The criminal justice system is one of the pillars of democracy. In order for that system to function effectively, citizens must be confident that each step of the process is consistent with the Constitution’s promise of equality. Criminal laws in the United States, while intended to be neutral, are enforced in extensively prejudiced ways. Furthermore, the principal aims of criminal law–deterrence, incapacitation, retribution, and rehabilitation–are not effectively pursued under our traditional regime.
Justice reform has only recently started gaining momentum and still lacks clarity. What began as purely intellectual interest established what is now a first-of-its-kind conference at Penn State Law, one which we hope will continue each year until it is no longer needed. The Justice Reform Conference, an entirely student-initiated and organized effort, aims to bring together the leaders advancing this field and foster progress in justice reform by disseminating knowledge of contemporary legal theories, research findings, evidence-based methods, and government policy. The law is oftentimes quite slow in catching up to advances in science and philosophy, and so only through intense and sustained public discourse will true progress be achieved. Students especially, as the future of the social and legal system, should be exposed to the most pressing issues facing our criminal justice system.
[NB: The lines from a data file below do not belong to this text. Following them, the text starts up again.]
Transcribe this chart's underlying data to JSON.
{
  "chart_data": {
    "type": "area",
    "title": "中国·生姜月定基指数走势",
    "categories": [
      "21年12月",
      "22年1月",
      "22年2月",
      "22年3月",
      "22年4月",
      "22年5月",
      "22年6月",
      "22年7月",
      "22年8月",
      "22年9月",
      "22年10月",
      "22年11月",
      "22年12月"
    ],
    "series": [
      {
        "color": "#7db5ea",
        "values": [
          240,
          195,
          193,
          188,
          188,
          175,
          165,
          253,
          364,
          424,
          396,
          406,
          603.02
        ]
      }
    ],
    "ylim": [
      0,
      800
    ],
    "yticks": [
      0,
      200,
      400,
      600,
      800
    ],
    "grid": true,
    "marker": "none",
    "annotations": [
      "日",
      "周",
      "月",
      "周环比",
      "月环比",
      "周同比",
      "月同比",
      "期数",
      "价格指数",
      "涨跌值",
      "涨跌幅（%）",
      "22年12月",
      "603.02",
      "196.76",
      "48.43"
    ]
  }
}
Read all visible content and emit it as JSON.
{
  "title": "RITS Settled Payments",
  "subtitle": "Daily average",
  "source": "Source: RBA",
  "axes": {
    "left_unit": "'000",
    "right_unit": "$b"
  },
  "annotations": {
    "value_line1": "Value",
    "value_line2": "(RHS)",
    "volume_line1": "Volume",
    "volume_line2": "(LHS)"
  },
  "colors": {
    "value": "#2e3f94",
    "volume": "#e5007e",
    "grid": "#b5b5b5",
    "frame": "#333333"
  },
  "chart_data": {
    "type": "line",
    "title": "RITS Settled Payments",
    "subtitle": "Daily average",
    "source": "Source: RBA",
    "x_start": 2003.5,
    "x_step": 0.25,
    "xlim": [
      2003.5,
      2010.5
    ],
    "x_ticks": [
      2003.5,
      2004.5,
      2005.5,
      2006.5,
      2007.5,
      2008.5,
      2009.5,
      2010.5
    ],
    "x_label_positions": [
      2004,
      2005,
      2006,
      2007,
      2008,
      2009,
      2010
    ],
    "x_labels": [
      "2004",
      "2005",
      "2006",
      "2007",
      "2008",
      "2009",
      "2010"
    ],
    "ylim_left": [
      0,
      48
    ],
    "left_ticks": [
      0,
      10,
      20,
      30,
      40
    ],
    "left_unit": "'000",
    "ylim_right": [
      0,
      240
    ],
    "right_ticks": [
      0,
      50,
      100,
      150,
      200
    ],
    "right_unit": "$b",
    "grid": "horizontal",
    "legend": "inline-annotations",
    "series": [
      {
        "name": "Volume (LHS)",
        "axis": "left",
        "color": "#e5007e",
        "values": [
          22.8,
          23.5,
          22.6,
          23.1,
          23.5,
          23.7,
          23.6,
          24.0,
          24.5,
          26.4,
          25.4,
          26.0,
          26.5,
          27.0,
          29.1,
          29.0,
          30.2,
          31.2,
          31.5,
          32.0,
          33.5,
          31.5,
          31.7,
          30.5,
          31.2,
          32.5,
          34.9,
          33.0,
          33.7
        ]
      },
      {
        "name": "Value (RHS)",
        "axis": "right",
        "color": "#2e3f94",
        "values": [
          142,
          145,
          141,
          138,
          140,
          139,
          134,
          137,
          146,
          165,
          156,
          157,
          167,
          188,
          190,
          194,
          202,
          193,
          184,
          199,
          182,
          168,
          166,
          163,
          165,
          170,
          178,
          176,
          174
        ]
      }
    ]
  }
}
The 2016 Conference focused primarily on the discussion of mass incarceration, racial profiling, juvenile incarceration, alternative sentencing, and rehabilitation. This year, our diverse and accomplished speakers will discuss the many facets of the so-called “prison industrial complex”, its disproportionate impact on people of color and those with severe mental illnesses, the challenges of life after prison, and the efforts (or lack thereof) made by policymakers to reform our current system of incarceration into one that is more humane, effective, and economically sustainable.